SpeakOn enthält eine KI-Funktion, mit der Sie den „Ton“ Ihrer Sprache anpassen können. Dies kann jedoch zu unnatürlichen Ergebnissen führen. Gelegentlich ersetzt die KI einfache, direkte Sprache durch übermäßig formelle Alternativen und verwandelt „Klar, keine Sorge“ in „Kein Grund zur Sorge.“ Für viele Benutzer erscheint diese „erzwungene“ Bearbeitung unnötig und erfordert, dass sie die Tonänderungsfunktionen manuell deaktivieren, um ihre natürliche Stimme beizubehalten.
📱 Plattformeinschränkungen
Ein großer Reibungspunkt ist das aktuelle Ökosystem des Geräts. Da es auf einer benutzerdefinierten iOS-Tastatur basiert, sind Benutzer an das iPhone gebunden. Die mangelnde MacOS-Kompatibilität verhindert, dass es sich um ein wirklich universelles Tool für Profis handelt, die sowohl in mobilen als auch in Desktop-Umgebungen diktieren. Darüber hinaus erschweren Einschränkungen auf Systemebene unter iOS das Auslösen der Diktiertastatur ohne manuelles Umschalten.
Batterie und Wertversprechen
SpeakOn gibt eine 10-stündige aktive Akkulaufzeit und eine 20-tägige Standby-Zeit an. Die praktische Anwendung zeigt jedoch, dass die Standby-Zeit deutlich kürzer ist, was wahrscheinlich darauf zurückzuführen ist, dass das Gerät im Standardzustand „niemals aus“ verbleibt. Positiv ist, dass das Gerät Schnellladung unterstützt und in nur einer Stunde 100 % erreicht.
Preisstruktur:
– Gerätekosten: 129 $
– Kostenloses Kontingent: Bis zu 5.000 Wörter pro Woche (bietet mehr als viele Mitbewerber).

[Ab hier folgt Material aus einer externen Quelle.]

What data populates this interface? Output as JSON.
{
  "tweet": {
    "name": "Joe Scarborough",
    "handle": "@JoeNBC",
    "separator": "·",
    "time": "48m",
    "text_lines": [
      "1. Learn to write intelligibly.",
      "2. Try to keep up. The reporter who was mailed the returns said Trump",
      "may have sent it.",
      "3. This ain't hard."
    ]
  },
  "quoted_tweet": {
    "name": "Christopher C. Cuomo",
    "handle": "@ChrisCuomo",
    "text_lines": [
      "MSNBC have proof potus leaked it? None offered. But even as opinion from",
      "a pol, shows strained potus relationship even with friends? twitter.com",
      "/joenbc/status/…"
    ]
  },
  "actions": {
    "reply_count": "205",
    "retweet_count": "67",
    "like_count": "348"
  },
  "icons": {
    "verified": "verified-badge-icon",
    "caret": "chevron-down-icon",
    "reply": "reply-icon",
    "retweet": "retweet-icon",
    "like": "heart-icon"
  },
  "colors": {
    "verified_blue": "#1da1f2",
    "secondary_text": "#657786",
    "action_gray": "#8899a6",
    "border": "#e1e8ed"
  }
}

– Premium-Stufe: 12 $ pro Monat für unbegrenzte Wörter.
Das Urteil
SpeakOn verfügt über einen „Early-Mover“-Vorteil, da es eines der ersten Unternehmen ist, das das Diktiererlebnis per Hardware ermöglicht. Um jedoch einen größeren Marktanteil zu erobern, muss das Unternehmen über seine derzeitigen Grenzen hinausgehen. Der Erfolg wird von der Verbesserung der Mikrofonempfindlichkeit, der Verfeinerung der sprachlichen Feinheit der KI und der Ausweitung der Unterstützung auf Desktop-Plattformen abhängen.
Fazit: SpeakOn bietet eine überzeugende Vision für freihändige Produktivität, fühlt sich jedoch derzeit wie ein Prototyp an, der durch Softwareeinschränkungen und Hardware-Inkonsistenzen gefangen ist.